Par Julien Bürki, travailleur social, Delphine Morend, travailleuse sociale, Loïc Oggier, travailleur social, et Victorine Zermatten, neuropsychologue et responsable pédagogique, Fondation Foyers Valais de Cœur, Sion
« Un territoire que chacun·e tente de garder, afin de préserver son identité propre » : telle est la définition de l’intimité selon Denis Pelletier, professeur des sciences de l’éducation à l’Université Laval, au Québec, dans son ouvrage consacré à cette notion. En conséquence, « lorsque l’on permet à l’autre de traverser ce territoire, on accepte de baisser les barrières, de se dévoiler à l’autre » [1]. Le terme d’intimité se laisse difficilement appréhender, tant il recouvre à la fois un champ large, tout en étant propre à chaque personne et à chaque situation.
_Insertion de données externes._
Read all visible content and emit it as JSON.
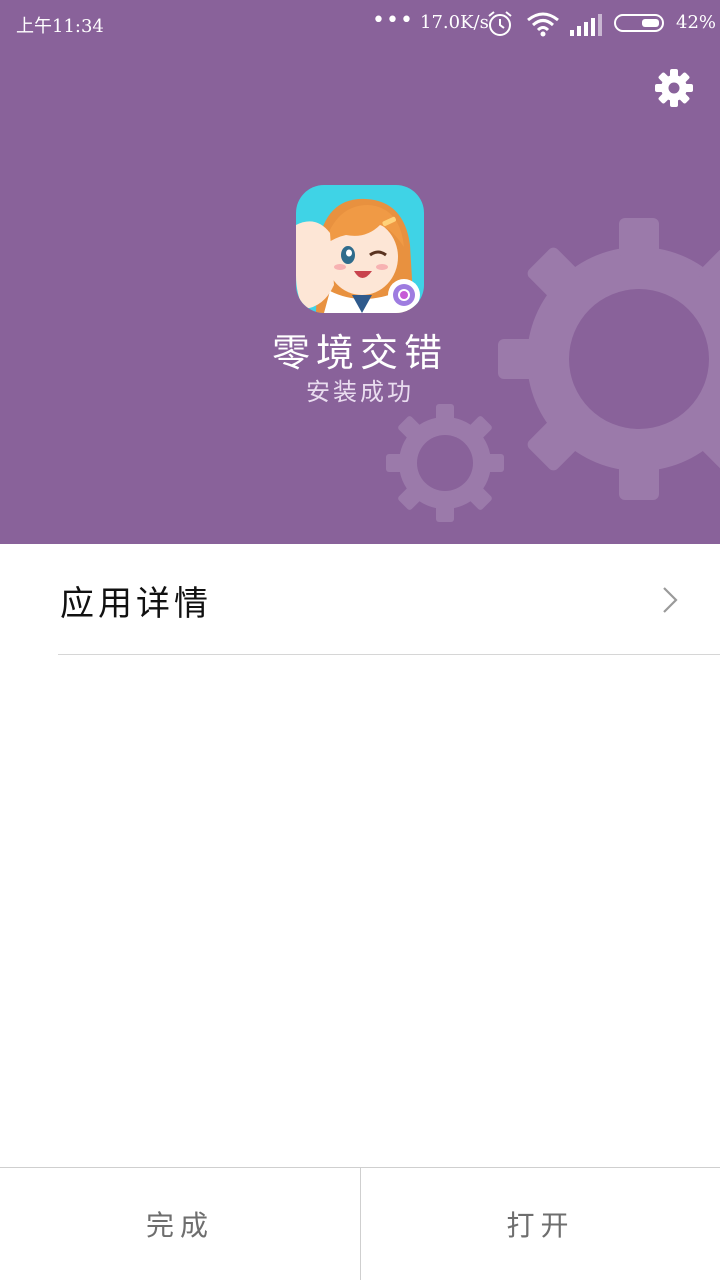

Deux champs spécifiques de l’intimité seront abordés dans cet article, à savoir la sexualité et les relations amoureuses des personnes en situation de handicap physique vivant en institution. Plusieurs interrogations émergent en lien avec l’expérience des personnes résidentes aussi bien qu’avec celle des professionnel·le·s qui les accompagnent. Cet article se propose d’aborder trois questions : Quelles sont les limites d’accès à la sexualité et aux relations amoureuses pour une personne en situation de handicap physique ? Que deviennent ces limites lorsqu’une vie en institution s’avère nécessaire ? Comment se positionnent les professionnel·le·s lorsque des situations d’intimité sont en jeu ?
Dans une vie menée de façon indépendante, la sexualité constitue un champ privilégié de l’intimité. Celle-ci peut alors mener à un épanouissement et à une satisfaction de besoins essentiels, lorsqu’elle est désirée et réalisée selon les choix de la personne. Or, la situation de handicap physique engendre d’importantes contraintes et de nombreuses interventions s’effectuent dans les champs de l’intime, comme les soins d’hygiène ou la sexualité.
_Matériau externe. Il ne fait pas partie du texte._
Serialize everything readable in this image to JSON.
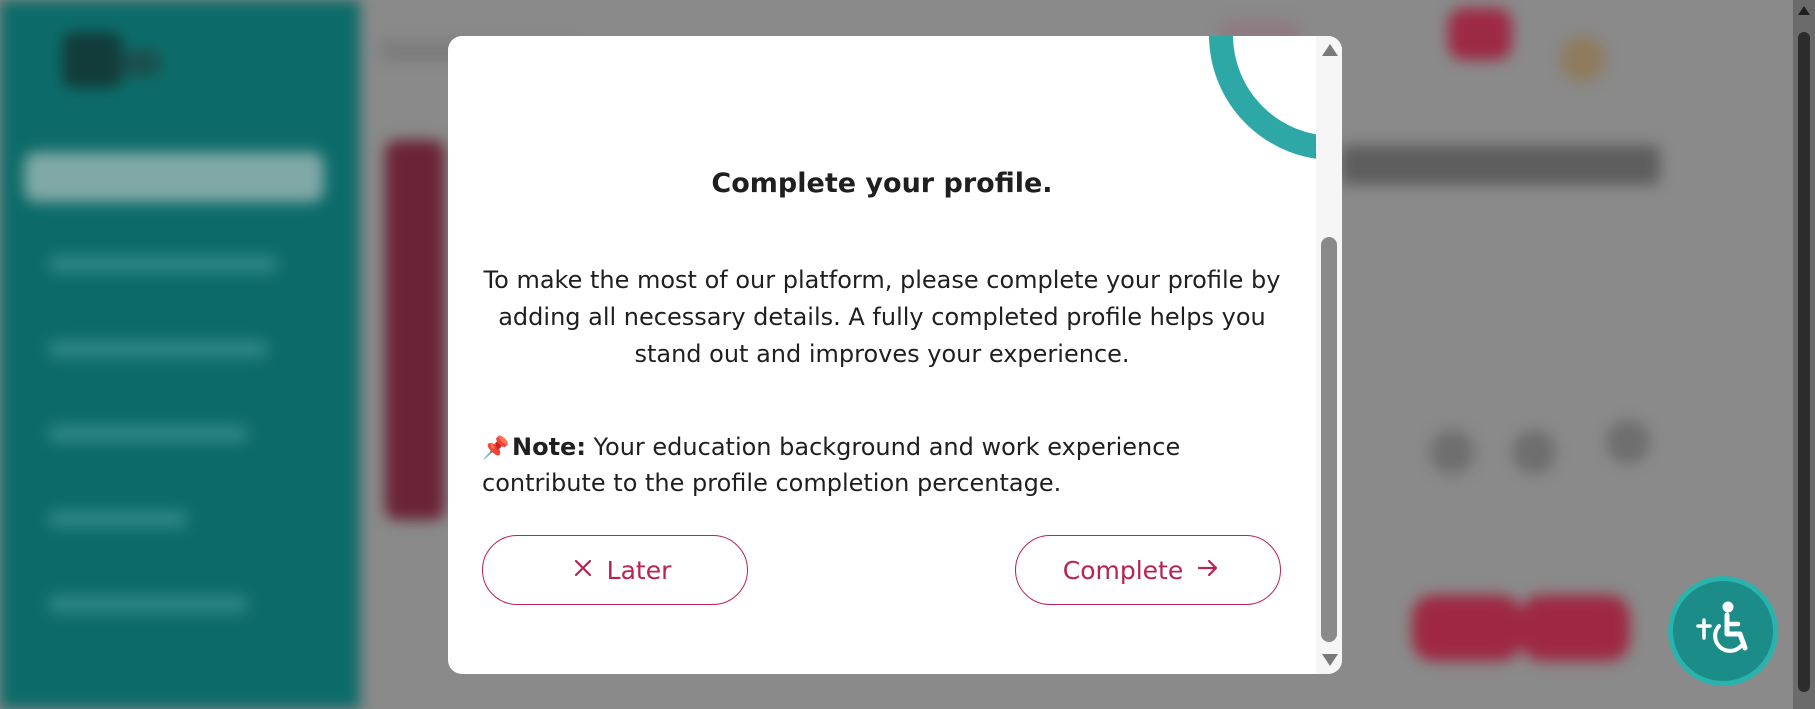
{
  "modal": {
    "title": "Complete your profile.",
    "body": "To make the most of our platform, please complete your profile by adding all necessary details. A fully completed profile helps you stand out and improves your experience.",
    "note": {
      "icon": "pin-icon",
      "label": "Note:",
      "text": " Your education background and work experience contribute to the profile completion percentage."
    },
    "buttons": {
      "later_label": "Later",
      "later_icon": "close-icon",
      "complete_label": "Complete",
      "complete_icon": "arrow-right-icon"
    }
  },
  "accessibility": {
    "icon": "accessibility-wheelchair-icon"
  },
  "colors": {
    "accent": "#b8234f",
    "teal": "#2ea8a7",
    "sidebar": "#0c6b69"
  }
}
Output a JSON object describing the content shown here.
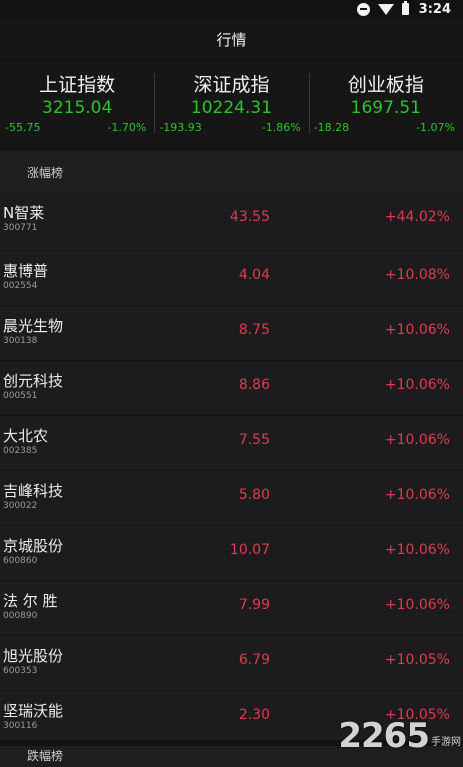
{
  "status": {
    "time": "3:24"
  },
  "header": {
    "title": "行情"
  },
  "indices": [
    {
      "name": "上证指数",
      "value": "3215.04",
      "change": "-55.75",
      "percent": "-1.70%"
    },
    {
      "name": "深证成指",
      "value": "10224.31",
      "change": "-193.93",
      "percent": "-1.86%"
    },
    {
      "name": "创业板指",
      "value": "1697.51",
      "change": "-18.28",
      "percent": "-1.07%"
    }
  ],
  "gainers": {
    "title": "涨幅榜",
    "rows": [
      {
        "name": "N智莱",
        "code": "300771",
        "price": "43.55",
        "change": "+44.02%"
      },
      {
        "name": "惠博普",
        "code": "002554",
        "price": "4.04",
        "change": "+10.08%"
      },
      {
        "name": "晨光生物",
        "code": "300138",
        "price": "8.75",
        "change": "+10.06%"
      },
      {
        "name": "创元科技",
        "code": "000551",
        "price": "8.86",
        "change": "+10.06%"
      },
      {
        "name": "大北农",
        "code": "002385",
        "price": "7.55",
        "change": "+10.06%"
      },
      {
        "name": "吉峰科技",
        "code": "300022",
        "price": "5.80",
        "change": "+10.06%"
      },
      {
        "name": "京城股份",
        "code": "600860",
        "price": "10.07",
        "change": "+10.06%"
      },
      {
        "name": "法 尔 胜",
        "code": "000890",
        "price": "7.99",
        "change": "+10.06%"
      },
      {
        "name": "旭光股份",
        "code": "600353",
        "price": "6.79",
        "change": "+10.05%"
      },
      {
        "name": "坚瑞沃能",
        "code": "300116",
        "price": "2.30",
        "change": "+10.05%"
      }
    ]
  },
  "losers": {
    "title": "跌幅榜"
  },
  "watermark": {
    "logo": "2265",
    "sub": "手游网"
  },
  "colors": {
    "up": "#e03a4e",
    "down": "#2bc42b"
  }
}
La manière d’appréhender et de vivre la relation d’aide au cœur de l’intimité est également propre à chaque résident·e. Cet espace intérieur et subjectif appartient à chacun∙e et le partager ou non constitue un acte volontaire, sensible et profond. Être touché·e physiquement durant les soins d’hygiène n’est pas un geste anodin et la perception de ce touché diffère : il peut aller d’un acte perçu comme légitime par la personne en situation de handicap, dans un contexte d’aide et de soins, jusqu’à un sentiment de malaise prononcé. Parfois, la gêne est telle que la personne en situation de handicap ne verbalise pas sa difficulté et préfère la subir plutôt que de la partager.
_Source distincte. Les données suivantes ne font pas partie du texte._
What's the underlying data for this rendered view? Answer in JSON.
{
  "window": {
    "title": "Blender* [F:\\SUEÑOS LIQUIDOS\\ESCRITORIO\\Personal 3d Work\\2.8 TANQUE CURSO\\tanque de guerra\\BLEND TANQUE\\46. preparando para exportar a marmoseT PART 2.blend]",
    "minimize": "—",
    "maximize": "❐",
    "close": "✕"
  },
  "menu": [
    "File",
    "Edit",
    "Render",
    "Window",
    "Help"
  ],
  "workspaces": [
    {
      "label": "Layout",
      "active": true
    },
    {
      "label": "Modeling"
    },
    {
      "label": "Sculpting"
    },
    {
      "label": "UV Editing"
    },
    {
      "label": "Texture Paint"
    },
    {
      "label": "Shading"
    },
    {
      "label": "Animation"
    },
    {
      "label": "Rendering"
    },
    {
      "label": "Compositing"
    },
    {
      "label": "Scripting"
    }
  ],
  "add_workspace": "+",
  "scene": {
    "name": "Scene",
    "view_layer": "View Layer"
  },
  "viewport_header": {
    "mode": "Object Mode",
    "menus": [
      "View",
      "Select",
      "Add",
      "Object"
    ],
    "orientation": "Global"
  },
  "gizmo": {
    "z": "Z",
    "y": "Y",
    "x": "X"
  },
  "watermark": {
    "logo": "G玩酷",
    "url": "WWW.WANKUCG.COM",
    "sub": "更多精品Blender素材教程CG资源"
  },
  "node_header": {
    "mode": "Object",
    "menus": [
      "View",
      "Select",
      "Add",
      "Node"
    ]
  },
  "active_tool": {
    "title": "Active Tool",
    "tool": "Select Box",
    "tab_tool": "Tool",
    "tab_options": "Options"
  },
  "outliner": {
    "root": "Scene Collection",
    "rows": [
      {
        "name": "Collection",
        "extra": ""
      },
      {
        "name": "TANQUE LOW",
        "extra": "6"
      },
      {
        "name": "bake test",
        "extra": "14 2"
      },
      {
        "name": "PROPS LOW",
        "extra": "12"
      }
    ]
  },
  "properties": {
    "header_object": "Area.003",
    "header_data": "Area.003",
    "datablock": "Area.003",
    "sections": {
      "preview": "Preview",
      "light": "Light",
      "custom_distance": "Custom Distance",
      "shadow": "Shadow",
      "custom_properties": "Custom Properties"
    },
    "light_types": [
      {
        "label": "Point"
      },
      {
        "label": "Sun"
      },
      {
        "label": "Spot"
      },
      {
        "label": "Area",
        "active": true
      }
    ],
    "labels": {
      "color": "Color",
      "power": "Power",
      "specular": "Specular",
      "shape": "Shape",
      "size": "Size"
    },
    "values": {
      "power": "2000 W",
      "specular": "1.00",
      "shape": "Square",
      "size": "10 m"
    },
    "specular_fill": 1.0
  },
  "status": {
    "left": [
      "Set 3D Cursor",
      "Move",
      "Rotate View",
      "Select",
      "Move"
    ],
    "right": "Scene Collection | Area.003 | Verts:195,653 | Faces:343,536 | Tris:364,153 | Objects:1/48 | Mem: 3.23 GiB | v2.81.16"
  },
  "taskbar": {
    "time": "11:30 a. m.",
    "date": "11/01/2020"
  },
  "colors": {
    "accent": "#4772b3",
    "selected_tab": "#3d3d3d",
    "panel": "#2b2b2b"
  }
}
Être touché·e durant des soins touche à l’intimité du corps, mais diffère significativement de la recherche d’expérience sexuelle, de sensualité, d’affectivité et de tendresse. Ces besoins constituent une part de l’évolution de toute personne, de son accomplissement et de ses besoins. Dans notre société, l’engagement dans une relation affective et sexuelle est souvent lié à l’image du corps, lequel devrait pouvoir plaire et provoquer l’envie de toucher chez la personne avec qui l’intimité est partagée. Ces injonctions peuvent soulever des questions auprès des personnes concernées : comment parvenir à construire une relation affective et sexuelle si les personnes en situation de handicap ne correspondent pas aux standards privilégiés, soit le beau, l’harmonieux, le paraître, l’aisance, la performance sexuelle ?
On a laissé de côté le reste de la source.